Making sure that new devices and technology work in the real world and are prescribed at VA amputee clinics is the ultimate challenge. In addition to the C-Leg, there are now numerous other prosthetic components that use microprocessor technology, such as the RHEO knee, adaptive knee, self-learning knee and power knee. The iBOT wheelchair was tested in 2003-04 before VA authorized prescribing it.

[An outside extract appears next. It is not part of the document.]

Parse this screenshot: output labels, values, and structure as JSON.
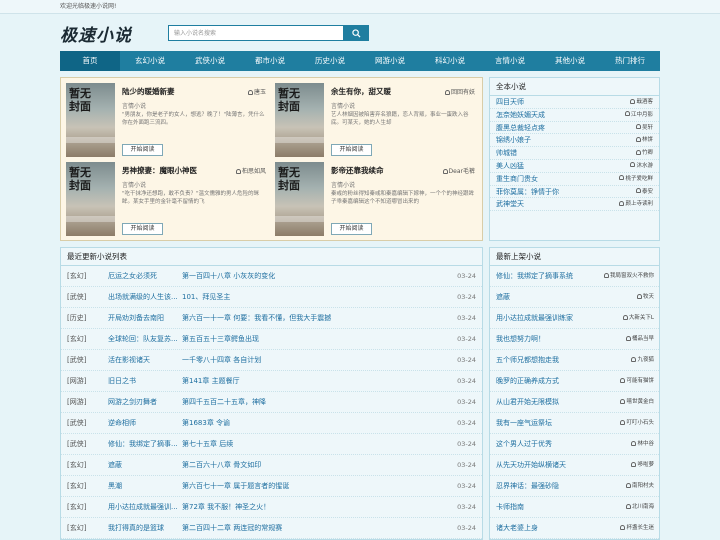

Finally, no less important than new prosthetic component technology is the overall care an amputee must receive during rehabilitation. The model for that care has changed over the years to improve services to VA patients. The goal is not only to teach amputees to walk or use an artificial arm and hand. Continuing care and long-term support from VA multi-disciplinary teams have shown that patients often can improve their functioning months or years after their injuries or amputation.

Other products and services disabled veterans receive included: wheelchairs and scooters, braces, shoes and orthotics, oxygen and respiratory equipment, other medical equipment and supplies (beds, lifts, computer equipment, telehealth products) and surgical implants (pacemakers, cardiac defibrillators, stents, dental devices). In fact, VA provides items ranging from simple $2 foam shoe inserts to stair-climbing $30,000 iBOT wheelchairs to allow disabled veterans to live independently. VA also provides home improvements and structural changes, and adaptive equipment for automobiles, to veterans with service-connected disabilities.